With tight deadlines, developing software around scientific domains can mean that these tools are overlooked, with the developer's eyes focused on achieving a particular task. This post isn't about these tools per se, but how and when to employ them for maximum impact.
Correct
- Test coverage: the proportion of exercised code is calculated
- Test driven design: tests are written before the modules they exercise
- Automated testing: automated build servers
- Functional and integration tests: controller, templates and integrated system tests
- User acceptance testing: working with users to evaluate usefulness
- Code randomization and limit tests: searching for uncaught edge cases
Right
It is easy to put off testing on hearing tall tales of 100% test coverage (required in some companies, unbelievably) or dramatic, comprehensive test facilities, for fear that
writing tests is an all or nothing venture, and opting for nothing. In practice, writing tests should focus on quality in the right place:
- The right scope
Test only what needs testing: avoid testing methods already in place elsewhere. - The right scale
Building far reaching helpers or complex mocking is typically avoidable for most modules - The right time
The earlier the better!
Review
Building a review period into a development timeline is a great way to evaluate current practices to highlight what's working, and what isn't.
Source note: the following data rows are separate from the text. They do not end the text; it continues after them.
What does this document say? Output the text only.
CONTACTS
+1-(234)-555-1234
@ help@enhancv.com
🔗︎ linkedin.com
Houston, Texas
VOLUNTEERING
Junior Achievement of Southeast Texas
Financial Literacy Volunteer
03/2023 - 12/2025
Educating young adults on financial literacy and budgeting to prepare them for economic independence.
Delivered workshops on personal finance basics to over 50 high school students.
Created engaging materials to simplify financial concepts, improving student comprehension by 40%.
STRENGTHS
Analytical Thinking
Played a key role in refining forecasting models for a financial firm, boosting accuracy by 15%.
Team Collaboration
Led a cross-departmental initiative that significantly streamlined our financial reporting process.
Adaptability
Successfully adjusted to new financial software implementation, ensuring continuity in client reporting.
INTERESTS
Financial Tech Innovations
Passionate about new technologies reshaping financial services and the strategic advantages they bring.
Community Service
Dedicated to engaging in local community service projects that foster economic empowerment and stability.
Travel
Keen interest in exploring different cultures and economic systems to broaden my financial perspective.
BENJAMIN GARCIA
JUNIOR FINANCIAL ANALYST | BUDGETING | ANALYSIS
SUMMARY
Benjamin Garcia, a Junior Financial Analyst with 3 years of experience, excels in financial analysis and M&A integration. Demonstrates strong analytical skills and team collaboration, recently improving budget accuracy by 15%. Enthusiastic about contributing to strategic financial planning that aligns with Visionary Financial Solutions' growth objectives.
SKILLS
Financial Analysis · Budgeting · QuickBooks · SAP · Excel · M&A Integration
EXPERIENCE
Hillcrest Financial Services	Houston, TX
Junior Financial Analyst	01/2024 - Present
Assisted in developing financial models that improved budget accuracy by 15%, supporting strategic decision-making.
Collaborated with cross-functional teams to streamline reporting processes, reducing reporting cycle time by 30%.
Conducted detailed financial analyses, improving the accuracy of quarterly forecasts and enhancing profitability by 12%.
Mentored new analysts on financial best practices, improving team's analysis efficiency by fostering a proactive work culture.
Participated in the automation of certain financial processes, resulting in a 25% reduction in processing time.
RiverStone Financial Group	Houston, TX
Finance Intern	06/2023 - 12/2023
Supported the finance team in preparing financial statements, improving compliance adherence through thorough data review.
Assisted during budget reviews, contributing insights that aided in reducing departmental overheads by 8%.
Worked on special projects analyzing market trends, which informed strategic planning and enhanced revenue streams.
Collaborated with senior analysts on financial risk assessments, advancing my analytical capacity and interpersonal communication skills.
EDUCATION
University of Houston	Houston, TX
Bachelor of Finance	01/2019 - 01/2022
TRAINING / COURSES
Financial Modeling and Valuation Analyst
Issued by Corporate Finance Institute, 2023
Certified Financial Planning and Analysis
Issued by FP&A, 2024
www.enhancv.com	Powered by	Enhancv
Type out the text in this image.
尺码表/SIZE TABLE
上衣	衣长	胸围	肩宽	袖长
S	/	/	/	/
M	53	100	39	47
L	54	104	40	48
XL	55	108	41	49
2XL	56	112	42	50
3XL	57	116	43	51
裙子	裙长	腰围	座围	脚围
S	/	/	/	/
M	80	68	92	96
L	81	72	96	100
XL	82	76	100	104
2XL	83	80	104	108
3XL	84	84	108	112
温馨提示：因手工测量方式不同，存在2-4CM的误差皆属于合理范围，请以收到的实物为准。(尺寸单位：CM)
This is the place
to think about ramping up a test framework to more advanced approaches as necessary, rather than never getting going because the scale of doing things 'correctly' is too vast.
"Agile" vs agile
A common misconception is that 'agile' development is a millstone: loaded down with jargon and heavyweight academic practices that
fail to translate into the real world. However, by focussing less on doctrine and more on pragmatic use and review, modern tools and techniques
can add tremendous value whist reducing risk and costs of scientific software projects.